Weather can cause a host of concerns for government officials, but one of the best ways to mitigate delayed operations is to develop a comprehensive continuity of operations plan. However, despite having extensive experience with managing specific weather conditions, the paths of storms can go beyond expectations.

In the Philippines, locals are used to seeing about 20 typhoons hit their coastal nation per year. The issue with the Haiyan system is that it was unlike any other storm the country's ever seen, with sustained winds between 147 to 170 miles per hour when it caused havoc to seven islands in the area last Friday.

Prior to the storm, Philipine President Benigno Aquino III recommended that some communities temporarily turn off electricity capabilities to reduce the likelihood of being electrocuted. As many as 720,000 residents were evacuated, the Associated Press reported. Military personnel were also on-call to use helicopters, ships and cargo airplanes to rescue displaced individuals.

"When you're faced with such a scenario, you can only pray, and pray and pray," Southern Leyte Govenor Roger Mercado told the AP.

What has been done after Haiyan

Though the storm traveled through the Philippines fairly quickly with its category five, hurricane-like winds, the typhoon has depleted emergency resources for families, leading them to loot local stores for medicine, water or food, according to Reuters. In Tacloban specifically, the source said that images looked similar to "apocalyptic scenes" in films.

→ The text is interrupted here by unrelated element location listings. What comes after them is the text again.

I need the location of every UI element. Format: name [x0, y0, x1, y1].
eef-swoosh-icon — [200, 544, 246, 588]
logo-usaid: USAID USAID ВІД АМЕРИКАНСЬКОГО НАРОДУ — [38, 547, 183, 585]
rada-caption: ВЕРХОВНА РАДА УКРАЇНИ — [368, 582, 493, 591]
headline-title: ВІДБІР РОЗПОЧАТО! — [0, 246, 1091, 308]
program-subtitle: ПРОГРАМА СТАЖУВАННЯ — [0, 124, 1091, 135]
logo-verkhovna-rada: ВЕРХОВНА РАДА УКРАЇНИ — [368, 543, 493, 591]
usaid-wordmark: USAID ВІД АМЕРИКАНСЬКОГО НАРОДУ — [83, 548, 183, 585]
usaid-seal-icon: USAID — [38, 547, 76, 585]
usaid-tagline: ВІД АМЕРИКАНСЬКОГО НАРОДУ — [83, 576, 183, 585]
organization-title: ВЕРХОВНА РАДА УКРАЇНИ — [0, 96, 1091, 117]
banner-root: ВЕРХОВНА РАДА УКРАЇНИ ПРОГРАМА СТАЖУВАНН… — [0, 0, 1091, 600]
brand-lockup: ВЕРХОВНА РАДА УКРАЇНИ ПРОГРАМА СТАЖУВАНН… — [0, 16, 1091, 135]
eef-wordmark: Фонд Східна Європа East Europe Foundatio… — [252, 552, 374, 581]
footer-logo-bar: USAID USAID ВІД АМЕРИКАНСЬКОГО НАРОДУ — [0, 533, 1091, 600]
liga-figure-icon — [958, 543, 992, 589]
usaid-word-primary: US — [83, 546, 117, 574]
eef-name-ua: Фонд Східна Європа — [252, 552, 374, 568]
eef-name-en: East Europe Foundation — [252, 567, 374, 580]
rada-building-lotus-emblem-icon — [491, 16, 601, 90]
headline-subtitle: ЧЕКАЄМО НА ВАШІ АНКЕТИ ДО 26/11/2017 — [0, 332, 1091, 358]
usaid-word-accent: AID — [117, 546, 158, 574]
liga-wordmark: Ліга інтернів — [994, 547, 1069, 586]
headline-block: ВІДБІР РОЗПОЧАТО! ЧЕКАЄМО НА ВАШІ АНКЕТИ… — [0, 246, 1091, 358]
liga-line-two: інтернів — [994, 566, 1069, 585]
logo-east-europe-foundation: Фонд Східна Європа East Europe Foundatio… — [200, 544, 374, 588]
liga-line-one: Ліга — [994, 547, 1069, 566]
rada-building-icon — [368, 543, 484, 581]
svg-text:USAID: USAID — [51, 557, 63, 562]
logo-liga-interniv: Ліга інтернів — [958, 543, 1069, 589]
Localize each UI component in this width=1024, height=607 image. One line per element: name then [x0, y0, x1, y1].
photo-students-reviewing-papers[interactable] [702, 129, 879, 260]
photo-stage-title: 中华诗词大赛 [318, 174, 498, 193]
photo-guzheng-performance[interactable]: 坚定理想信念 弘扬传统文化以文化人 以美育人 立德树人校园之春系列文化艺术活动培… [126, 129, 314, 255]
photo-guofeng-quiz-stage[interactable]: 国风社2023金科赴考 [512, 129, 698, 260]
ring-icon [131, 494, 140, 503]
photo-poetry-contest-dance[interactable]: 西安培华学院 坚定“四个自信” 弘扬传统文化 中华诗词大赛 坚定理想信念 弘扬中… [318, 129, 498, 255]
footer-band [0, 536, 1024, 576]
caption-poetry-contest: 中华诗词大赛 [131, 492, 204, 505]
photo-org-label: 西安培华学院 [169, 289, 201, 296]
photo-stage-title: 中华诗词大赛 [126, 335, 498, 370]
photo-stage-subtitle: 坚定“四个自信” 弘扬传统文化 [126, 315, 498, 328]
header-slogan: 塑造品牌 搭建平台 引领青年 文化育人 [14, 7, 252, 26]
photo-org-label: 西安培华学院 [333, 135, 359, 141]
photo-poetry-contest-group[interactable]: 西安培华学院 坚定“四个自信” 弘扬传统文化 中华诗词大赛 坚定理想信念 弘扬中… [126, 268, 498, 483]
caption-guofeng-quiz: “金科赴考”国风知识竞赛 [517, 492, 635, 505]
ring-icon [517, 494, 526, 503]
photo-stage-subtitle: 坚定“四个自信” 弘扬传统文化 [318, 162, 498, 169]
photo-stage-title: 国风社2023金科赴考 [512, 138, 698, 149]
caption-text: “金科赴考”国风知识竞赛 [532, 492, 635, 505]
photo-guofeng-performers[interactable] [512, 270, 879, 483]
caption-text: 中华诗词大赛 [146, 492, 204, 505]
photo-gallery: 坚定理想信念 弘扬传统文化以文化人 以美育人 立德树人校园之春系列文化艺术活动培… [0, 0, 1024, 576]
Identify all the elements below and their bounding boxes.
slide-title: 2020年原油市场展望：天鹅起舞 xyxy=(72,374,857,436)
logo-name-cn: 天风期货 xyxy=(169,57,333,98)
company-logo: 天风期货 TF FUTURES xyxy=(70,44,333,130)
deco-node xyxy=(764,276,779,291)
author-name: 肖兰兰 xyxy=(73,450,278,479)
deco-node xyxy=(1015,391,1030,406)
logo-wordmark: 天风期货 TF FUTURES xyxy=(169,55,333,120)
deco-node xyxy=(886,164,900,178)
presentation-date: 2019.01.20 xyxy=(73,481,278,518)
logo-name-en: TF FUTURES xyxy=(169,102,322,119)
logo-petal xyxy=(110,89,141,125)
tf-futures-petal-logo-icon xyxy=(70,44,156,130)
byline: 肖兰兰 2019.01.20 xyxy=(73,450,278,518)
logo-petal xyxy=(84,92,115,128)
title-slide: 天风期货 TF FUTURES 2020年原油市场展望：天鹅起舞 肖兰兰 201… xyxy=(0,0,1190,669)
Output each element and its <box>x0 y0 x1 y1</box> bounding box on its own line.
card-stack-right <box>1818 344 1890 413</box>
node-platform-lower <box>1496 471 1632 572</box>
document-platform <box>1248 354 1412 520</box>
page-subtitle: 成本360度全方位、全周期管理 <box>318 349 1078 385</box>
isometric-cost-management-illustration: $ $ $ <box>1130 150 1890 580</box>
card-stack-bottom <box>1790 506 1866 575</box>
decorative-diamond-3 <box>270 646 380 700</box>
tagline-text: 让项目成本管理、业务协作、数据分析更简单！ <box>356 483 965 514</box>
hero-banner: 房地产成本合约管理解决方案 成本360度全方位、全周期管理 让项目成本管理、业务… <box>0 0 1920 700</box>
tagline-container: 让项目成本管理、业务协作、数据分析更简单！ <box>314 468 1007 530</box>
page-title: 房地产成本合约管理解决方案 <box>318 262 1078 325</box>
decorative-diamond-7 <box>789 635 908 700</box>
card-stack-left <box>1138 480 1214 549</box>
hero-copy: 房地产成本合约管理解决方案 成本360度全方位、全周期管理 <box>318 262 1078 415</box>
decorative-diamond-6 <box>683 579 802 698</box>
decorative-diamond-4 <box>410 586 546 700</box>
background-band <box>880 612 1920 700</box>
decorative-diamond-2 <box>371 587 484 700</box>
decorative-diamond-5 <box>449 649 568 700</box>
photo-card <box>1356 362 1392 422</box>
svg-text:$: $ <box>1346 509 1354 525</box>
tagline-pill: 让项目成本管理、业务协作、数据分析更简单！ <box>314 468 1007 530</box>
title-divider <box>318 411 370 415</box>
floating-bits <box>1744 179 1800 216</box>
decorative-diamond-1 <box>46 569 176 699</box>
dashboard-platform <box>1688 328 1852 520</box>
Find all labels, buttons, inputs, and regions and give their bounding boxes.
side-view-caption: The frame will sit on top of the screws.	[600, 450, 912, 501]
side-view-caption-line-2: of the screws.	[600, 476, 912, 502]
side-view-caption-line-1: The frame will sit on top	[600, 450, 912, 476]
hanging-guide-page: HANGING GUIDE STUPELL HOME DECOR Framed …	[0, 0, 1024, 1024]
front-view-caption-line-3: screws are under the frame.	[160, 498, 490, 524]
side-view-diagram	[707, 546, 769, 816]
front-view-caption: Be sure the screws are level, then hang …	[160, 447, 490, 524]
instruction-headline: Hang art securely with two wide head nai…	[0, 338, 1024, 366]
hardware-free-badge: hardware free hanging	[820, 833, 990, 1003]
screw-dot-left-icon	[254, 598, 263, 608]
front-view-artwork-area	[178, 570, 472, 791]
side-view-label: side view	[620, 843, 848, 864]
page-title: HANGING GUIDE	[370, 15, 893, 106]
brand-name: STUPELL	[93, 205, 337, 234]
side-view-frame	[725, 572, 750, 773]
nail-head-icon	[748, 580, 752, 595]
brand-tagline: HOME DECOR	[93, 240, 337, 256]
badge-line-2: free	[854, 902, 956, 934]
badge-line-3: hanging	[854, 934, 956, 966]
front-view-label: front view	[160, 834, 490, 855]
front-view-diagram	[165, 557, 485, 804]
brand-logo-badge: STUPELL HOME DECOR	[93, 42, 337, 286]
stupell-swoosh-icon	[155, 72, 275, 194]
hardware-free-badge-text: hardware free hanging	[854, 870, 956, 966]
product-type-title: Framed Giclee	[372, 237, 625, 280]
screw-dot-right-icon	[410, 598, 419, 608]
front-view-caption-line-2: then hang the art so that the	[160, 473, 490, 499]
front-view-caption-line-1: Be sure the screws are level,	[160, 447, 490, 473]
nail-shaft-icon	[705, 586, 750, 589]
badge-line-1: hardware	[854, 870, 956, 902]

Prior to the storm, President Aquino told the source that the government set aside about $432 million for relief efforts, which could be plenty if Citi Research's estimate of $69 million in lossses is accurate—about 70 to 80 percent of buildings that were directly impacted by Haiyan were destroyed.

Because telephone communication infrastructure was damaged during the storm, an official death toll has not been released as of November 11, experts are estimating as many as 10,000 lives have been lost. Aquino hoped that there would be zero casualties, but perhaps the plans that were set in place for Haiyan were not enough to protect rural residents.

In Tacloban for example, where looting has been more of an issue, winds reached 235 miles per hour and waves from Haiyan caused significant destruction.

"The sheer magnitude and scale of the disaster sort of overpowered all the [continuity] measures, and we're fearing that we'll be finding more dead bodies in those evacuation centers themselves," Alwynn Javier of Christian Aid, told the Guardian on the scene of Tacloban.

Samar and Leyte provinces, which is where Tacloban is located, are the priority for government officials and emergency responders. Nonetheless, the clean up process is expected to take a significant amount of time.

Local officials may not be able to have all their resources on hand in the wake of a storm, but business continuity consultants can help communities create a plan that includes efforts from multiple departments, acting as a multifaceted resource center when stronger-than-usual systems occur.